7.3 Changes to ZigBee ZigBee requires some form of distributed key setup and authentication to avoid overloading the trust centre. We have suggested using a simple key pre-distribution scheme to establish link keys between devices that are already part of the network without trust centre involvement. (See 6.2.2)

The unsecured joining phase is problematic and needs to be revised to avoid attacks where a sensor node is lured to join the wrong network.

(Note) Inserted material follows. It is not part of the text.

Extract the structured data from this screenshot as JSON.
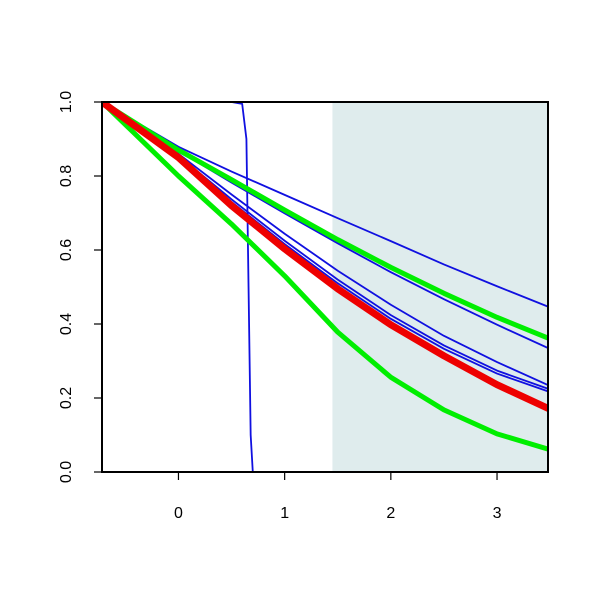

One important security issue is the initial trust establishment. Without any support for public key cryptography the key establishment needs to be carefully considered. The two current methods are not suitable for all applications. (See 6.2.1)


Conclusions

58

Removal of keys is not supported in ZigBee. This makes management of the memory dedicated to keys harder and prevents efficient revocation of sensor nodes. The addition of a remove key command could easily solve this issue. (See 6.2.3)

7.4 Open questions This review of ZigBee has left out a number of important issues due to lack of time and resources. As ZigBee is still being developed, the following areas are interesting fields for future study.

7.4.1 Physical security and side channel attacks

This thesis has completely ignored the physical security of the sensor nodes. Currently the AquisGrain 2 does not have any protection against physical attacks. It would be interesting to examine how security material can be protected from physical attacks without significantly increasing the price of the hardware.

7.4.2 Routing

Routing is outside the scope of this thesis. Three different routing algorithms are used in ZigBee, and there is support for multicast. The routing algorithms need a careful examination, as routing often is a weak point for denial of service attacks.

7.4.3 Group keying

ZigBee includes support for group keying, but many of the security properties do not hold if group keys are used. In addition, the support for group keys in IEEE 802.15.4 is limited. This whole part of the framework needs a separate examination. Secure use of group keying would require changes in both ZigBee and IEEE 802.15.4. The tight memory constraints make implementing group keying with replay protection an interesting problem.

7.4.4 Scalability

It is clear that the ZStack version used does not scale up to the maximum theoretical size of a ZigBee network if security is activated. How far it actually scales and what optimizations can be used to improve the scalability of both the routing and security frameworks is still unclear.

7.4.5 Traffic analysis

On different layers different parts of the data is secured. It could be interesting to study how well traffic analysis can be done in low rate networks such as ZigBee networks when taking full advantage of the parts of the headers that are not encrypted.


References

59

Abbreviations • AES: The advanced encryption standard. Based on the Rijndael cipher.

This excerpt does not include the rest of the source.